Epopeia do Fim Brasileira

Autor(a): Altair Vesta


Volume 10 – Arco 6

Capítulo 180: O Sonho dos Sonhos

O que são... sonhos?

Vez ou outra, em algum momento da vida, todos se questionam sobre a essência dessa palavra; dessa experiência.

Uma imagem concebida pelo inconsciente.

Fantasmas do passado e do futuro incerto.

Poderes. Autoridade. Sucesso. Dor. Sofrimento. Traumas.

A imaginação em seu estado puro, para o bem ou o mal.

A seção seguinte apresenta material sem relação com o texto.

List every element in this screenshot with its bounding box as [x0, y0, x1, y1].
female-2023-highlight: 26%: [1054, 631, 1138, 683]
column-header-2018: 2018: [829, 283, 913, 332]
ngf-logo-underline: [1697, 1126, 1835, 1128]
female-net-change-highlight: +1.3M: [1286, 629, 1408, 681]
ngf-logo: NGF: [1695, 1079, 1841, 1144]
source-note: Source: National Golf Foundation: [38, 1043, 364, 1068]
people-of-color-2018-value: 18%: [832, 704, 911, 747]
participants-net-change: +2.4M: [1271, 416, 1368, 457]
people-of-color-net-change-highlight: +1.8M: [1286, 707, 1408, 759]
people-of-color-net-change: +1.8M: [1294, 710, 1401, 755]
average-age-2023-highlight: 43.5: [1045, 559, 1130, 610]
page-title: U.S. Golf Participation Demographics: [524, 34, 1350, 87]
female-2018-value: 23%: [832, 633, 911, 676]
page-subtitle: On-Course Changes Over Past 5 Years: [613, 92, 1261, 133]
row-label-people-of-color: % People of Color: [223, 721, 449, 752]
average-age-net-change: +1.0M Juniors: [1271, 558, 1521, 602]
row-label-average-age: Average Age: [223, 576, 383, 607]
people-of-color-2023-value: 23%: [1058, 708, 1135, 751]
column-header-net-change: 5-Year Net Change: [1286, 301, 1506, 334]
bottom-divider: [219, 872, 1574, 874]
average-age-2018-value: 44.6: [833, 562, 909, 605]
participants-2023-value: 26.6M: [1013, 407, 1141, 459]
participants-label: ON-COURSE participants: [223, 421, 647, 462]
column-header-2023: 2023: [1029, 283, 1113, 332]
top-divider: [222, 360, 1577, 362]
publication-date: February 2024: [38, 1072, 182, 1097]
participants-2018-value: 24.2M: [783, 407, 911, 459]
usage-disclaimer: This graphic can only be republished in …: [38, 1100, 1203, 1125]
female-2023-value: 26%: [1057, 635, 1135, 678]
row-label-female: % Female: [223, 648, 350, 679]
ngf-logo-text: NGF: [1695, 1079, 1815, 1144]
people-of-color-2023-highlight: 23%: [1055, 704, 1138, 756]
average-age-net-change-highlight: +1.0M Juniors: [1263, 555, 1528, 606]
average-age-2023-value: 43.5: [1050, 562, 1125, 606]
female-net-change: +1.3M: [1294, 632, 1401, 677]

Mas, acima de tudo, sonhos podem ser...

— Aqueles pirralhos realmente vão conseguir, Alecto!? — rosnou a erínia sem um dos braços, os dentes afiados umedecidos pela saliva acumulada na boca. — Não é porque mandou sua cria problemática que as coisas vão sair como bem deseja! Aquele moleque é a porra de uma anomalia!

— Não precisa me lembrar disto, Megera — a desafiada resmungou, em sua placidez odiosa de sempre, ainda sentada no trono central do salão escurecido. — Tisífone concebeu os cálculos necessários para seguirmos este rumo. Enquanto aquele homem permanece inerte, devemos tirar proveito.

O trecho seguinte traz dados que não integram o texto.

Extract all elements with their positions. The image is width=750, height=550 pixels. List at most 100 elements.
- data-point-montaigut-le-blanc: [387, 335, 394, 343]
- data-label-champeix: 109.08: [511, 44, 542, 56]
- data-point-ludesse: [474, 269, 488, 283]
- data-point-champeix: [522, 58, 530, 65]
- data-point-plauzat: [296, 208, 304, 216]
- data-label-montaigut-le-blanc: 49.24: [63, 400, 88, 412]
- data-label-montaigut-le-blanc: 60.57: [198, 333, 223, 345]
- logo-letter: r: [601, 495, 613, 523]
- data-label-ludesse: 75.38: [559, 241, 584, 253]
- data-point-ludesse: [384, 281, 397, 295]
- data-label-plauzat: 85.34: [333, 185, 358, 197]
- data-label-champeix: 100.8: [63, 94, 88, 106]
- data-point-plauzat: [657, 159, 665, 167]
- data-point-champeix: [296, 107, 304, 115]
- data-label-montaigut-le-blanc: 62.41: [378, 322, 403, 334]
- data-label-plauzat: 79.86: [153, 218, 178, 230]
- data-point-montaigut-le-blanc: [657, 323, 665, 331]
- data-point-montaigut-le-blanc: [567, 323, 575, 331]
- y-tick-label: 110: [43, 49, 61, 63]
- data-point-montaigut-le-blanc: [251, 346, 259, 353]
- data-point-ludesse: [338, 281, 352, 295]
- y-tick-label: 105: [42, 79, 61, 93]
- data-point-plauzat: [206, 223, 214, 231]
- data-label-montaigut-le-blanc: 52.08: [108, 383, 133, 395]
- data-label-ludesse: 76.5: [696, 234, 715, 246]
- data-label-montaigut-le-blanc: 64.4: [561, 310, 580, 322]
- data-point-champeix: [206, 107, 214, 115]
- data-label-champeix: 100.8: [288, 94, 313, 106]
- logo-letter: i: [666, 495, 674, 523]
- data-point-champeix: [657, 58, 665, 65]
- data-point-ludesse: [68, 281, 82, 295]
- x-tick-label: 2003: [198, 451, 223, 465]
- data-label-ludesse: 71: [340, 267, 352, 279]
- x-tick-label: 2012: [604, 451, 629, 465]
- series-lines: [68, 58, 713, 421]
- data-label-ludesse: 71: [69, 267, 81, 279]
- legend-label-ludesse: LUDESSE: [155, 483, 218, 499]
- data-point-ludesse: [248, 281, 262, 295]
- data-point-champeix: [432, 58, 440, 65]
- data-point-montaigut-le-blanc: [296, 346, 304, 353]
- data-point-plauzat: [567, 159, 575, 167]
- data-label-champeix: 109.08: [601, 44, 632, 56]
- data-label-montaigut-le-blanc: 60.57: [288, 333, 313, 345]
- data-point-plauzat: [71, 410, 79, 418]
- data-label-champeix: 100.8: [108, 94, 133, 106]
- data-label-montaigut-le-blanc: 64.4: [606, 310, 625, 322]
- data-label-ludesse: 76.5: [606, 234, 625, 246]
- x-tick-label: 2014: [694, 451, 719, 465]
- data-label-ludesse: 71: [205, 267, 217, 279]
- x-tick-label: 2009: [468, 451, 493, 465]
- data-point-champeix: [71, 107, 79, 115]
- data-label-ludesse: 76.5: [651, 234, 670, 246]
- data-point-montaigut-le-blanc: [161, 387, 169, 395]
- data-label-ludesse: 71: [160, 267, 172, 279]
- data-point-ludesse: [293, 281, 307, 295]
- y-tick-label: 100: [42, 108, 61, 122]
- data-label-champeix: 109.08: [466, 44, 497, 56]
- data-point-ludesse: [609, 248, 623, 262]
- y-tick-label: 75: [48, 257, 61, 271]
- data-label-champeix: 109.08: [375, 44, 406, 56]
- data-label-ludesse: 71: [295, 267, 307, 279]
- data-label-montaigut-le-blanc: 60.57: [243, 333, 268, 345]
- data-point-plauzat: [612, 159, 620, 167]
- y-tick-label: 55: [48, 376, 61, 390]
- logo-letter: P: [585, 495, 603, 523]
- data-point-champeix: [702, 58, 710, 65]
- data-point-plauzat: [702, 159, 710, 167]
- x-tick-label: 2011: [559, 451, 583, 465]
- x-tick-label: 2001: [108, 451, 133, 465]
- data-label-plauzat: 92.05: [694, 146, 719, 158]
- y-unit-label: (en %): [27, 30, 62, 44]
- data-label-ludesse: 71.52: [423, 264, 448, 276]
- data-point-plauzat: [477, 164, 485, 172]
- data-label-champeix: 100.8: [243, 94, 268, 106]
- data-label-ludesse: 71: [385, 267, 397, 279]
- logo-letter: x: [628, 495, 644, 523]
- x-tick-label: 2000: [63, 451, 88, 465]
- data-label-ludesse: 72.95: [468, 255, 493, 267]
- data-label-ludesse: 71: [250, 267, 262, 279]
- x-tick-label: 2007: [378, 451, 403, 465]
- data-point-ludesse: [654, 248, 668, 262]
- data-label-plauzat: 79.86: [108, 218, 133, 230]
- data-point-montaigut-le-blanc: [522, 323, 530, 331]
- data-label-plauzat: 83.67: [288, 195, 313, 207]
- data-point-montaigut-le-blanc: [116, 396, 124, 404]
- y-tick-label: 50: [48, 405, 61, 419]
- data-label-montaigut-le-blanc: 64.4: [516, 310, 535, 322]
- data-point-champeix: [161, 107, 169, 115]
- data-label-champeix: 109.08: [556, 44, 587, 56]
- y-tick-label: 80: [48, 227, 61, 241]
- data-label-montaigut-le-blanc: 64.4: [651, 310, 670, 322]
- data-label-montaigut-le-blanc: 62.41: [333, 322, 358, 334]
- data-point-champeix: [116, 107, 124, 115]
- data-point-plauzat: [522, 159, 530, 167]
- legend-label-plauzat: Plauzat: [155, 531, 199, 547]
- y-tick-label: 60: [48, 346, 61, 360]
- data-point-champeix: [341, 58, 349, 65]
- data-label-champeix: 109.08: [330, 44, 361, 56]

— Embora o filho de nossa irmã tenha sido enviado, ainda assim é um caminho cabível dentro dos parâmetros determinados — completou a terceira, a mais serena e comedida de todas, no assento à esquerda. — Enviar peixes pequenos à busca das Moiras era a melhor opção para angariar qualquer porcentagem de sucesso. As conhecendo, principalmente a Sorteadora, iriam prezar pela diversão perdida por um longínquo intervalo desde a Grande Guerra...

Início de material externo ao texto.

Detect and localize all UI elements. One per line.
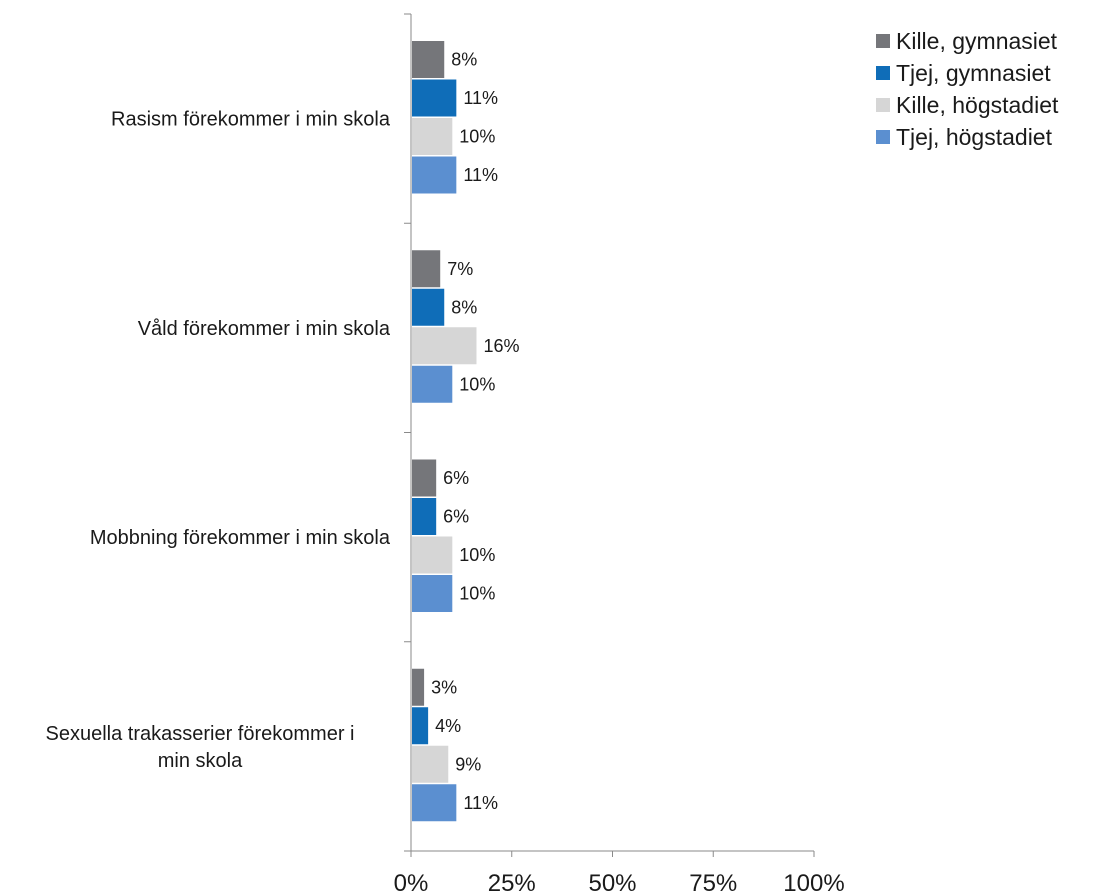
- bar: [412, 575, 453, 612]
- bar: [412, 668, 425, 706]
- bar-value-label: 8%: [451, 297, 477, 317]
- bar: [412, 118, 453, 155]
- bar: [412, 459, 437, 497]
- bar: [412, 745, 449, 783]
- bar: [412, 784, 457, 822]
- bar-value-label: 16%: [483, 336, 519, 356]
- bar-value-label: 11%: [463, 793, 498, 813]
- bar-value-label: 10%: [459, 584, 495, 604]
- legend-label: Tjej, högstadiet: [896, 124, 1053, 150]
- bar-value-label: 9%: [455, 754, 481, 774]
- bar: [412, 288, 445, 326]
- bar: [412, 79, 457, 117]
- bar-value-label: 10%: [459, 374, 495, 394]
- category-label: Rasism förekommer i min skola: [111, 109, 391, 131]
- legend-swatch: [876, 98, 890, 112]
- category-label: Sexuella trakasserier förekommer i min sk…: [46, 723, 355, 772]
- bar-value-label: 3%: [431, 677, 457, 697]
- legend-swatch: [876, 66, 890, 80]
- x-tick-label: 50%: [588, 870, 636, 894]
- x-tick-label: 100%: [783, 870, 844, 894]
- bar-value-label: 6%: [443, 507, 469, 527]
- bar: [412, 327, 477, 365]
- bar: [412, 707, 429, 745]
- x-tick-label: 0%: [394, 870, 429, 894]
- legend-label: Tjej, gymnasiet: [896, 60, 1051, 86]
- category-label: Mobbning förekommer i min skola: [90, 527, 391, 549]
- legend-swatch: [876, 130, 890, 144]
- bar-value-label: 4%: [435, 716, 461, 736]
- bar-value-label: 6%: [443, 468, 469, 488]
- bar-value-label: 11%: [463, 88, 498, 108]
- x-tick-label: 25%: [488, 870, 536, 894]
- bar-value-label: 8%: [451, 50, 477, 70]
- legend-label: Kille, gymnasiet: [896, 28, 1058, 54]
- legend-swatch: [876, 34, 890, 48]
- bar-value-label: 11%: [463, 165, 498, 185]
- bar: [412, 250, 441, 288]
- bar: [412, 156, 457, 194]
- bar-value-label: 10%: [459, 545, 495, 565]
- bar: [412, 365, 453, 403]
- x-tick-label: 75%: [689, 870, 737, 894]
- category-label: Våld förekommer i min skola: [138, 318, 391, 340]
- legend-label: Kille, högstadiet: [896, 92, 1059, 118]
- bar-value-label: 7%: [447, 259, 473, 279]
- bar-value-label: 10%: [459, 127, 495, 147]
- bar: [412, 536, 453, 574]
- bar: [412, 498, 437, 535]
- bar: [412, 41, 445, 78]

— Hmpf! Se vocês não me segurassem, eu acabaria com todos de uma vez. Esses deuses desgraçados e aquelas mulheres também!! — Cerrou o punho remanescente, deixando sua cólera aflorar por todas as extremidades do corpo.

— Seria morta na hora, sem sombra de dúvidas — rebateu a líder, os olhos fechados por um instante. — Seu descontrole e precocidade que te levaram a tamanha humilhação. É sempre bom se lembrar, querida irmã.

Megera rangeu os dentes de tal forma que originou um chiado arrepiante pelo recinto inteiro.

Embora Alecto sequer tivesse se movido, Tisífone acusou ligeiro desconforto ao contorcer as vistas escuras.

O silêncio fez-se absoluto nos instantes seguintes, ao que a resmungona deu o braço a torcer e desviou o foco das semelhantes irredutíveis.

— Eles, com toda certeza, não vão conseguir — disparou em um timbre menos altivo, mas ainda bem gutural. — Seja contra os pirralhos enviados pelos deuses malditos, com esses tais “parâmetros” inúteis que vocês desenvolveram ou contra aquelas mulheres!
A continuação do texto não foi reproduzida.